Stamping out corruption is not about politics: it is about ensuring the rule of law, establishing a functioning economy for Bosnia Hercegovina, and bettering the lives of ordinary citizens. There are no accurate statistics for how much corruption is costing the BiH public in terms of lost revenue, although it is perhaps significant that, last year, the Federation budget was 40 per cent under-funded. Some observers suggest that the black economy accounts for as much as 70 per cent of Bosnia’s GDP.

It is at the Cantonal level that efforts to combat corruption must begin, since it is the Cantons, in the Federation at least, which still control public spending in this country (One only has to compare the Cantonal budget of, say, Tuzla Podrinje, which ran at several hundred million KM last year, to that of the BiH State budget, which is less than KM 50m).

As in my country, the people of Bosnia Hercegovina have a right to transparency, and above all to accountability. Cantonal officials are democratically elected, which means they have a constitutional duty to ordinary voters. Public servants work for the people, not for special interests.

If I were a Bosnian I would organise petitions and demonstrations to demand that Cantonal budgets are widely publicised, and that periodic updates on spending are made available to the public. I would pay particular attention to budget categories labelled “discretionary spending” – such categories should be small, not large. I would write to the officials I elected and ask them why the prosecutors are not doing their jobs. All this is in your interest, because the donors who currently support the BiH economy are not inclined to tolerate the waste of money that their own tax-payers are working so hard to provide.

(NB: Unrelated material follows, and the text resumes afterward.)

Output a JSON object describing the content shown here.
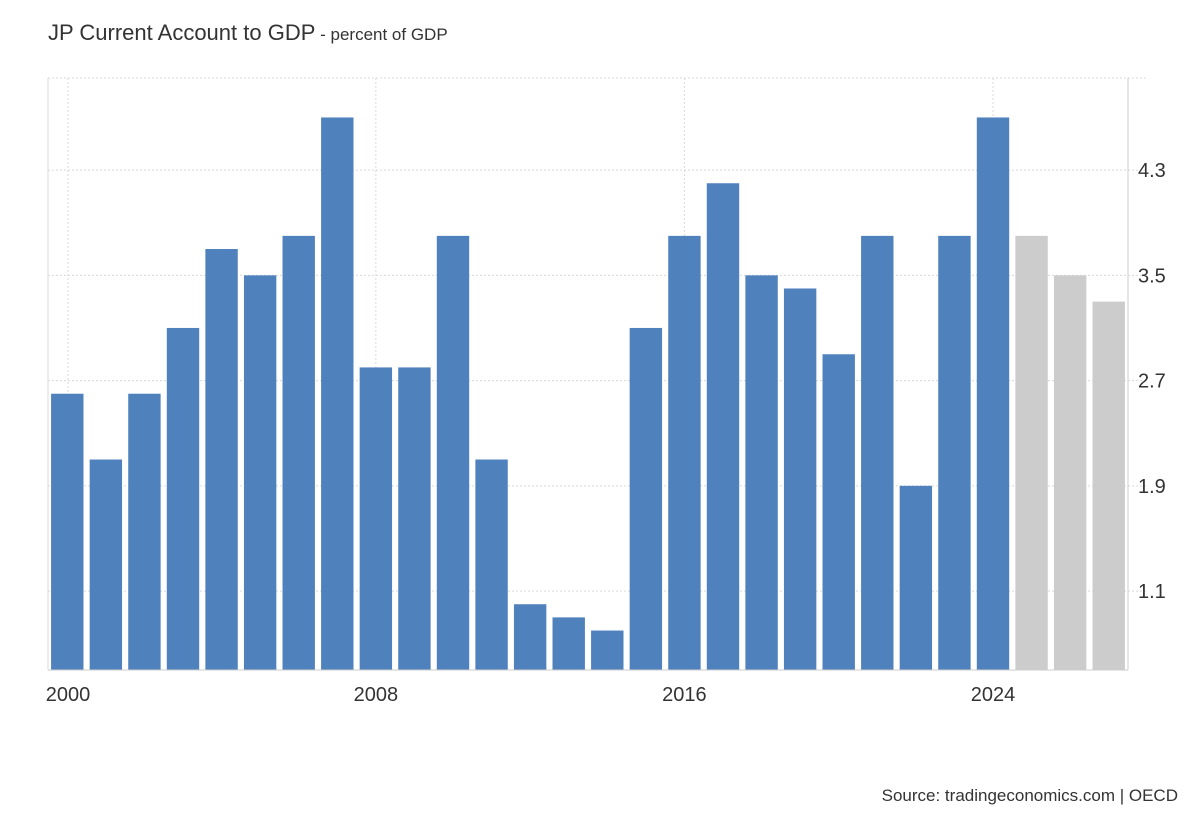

Corruption threatens BiH’s future and the future of ordinary Bosnian families. They deserve better than this. While corruption survives, there can be no hope of economic self-sustainability, and no question of it becoming a member of the European family of nations in which BiH rightfully belongs. In the end it is up to you, the ordinary voters, to see that corruption is identified and stamped out, wherever it may hide. It is, after all, you and your children who pay the price for public malfeasance.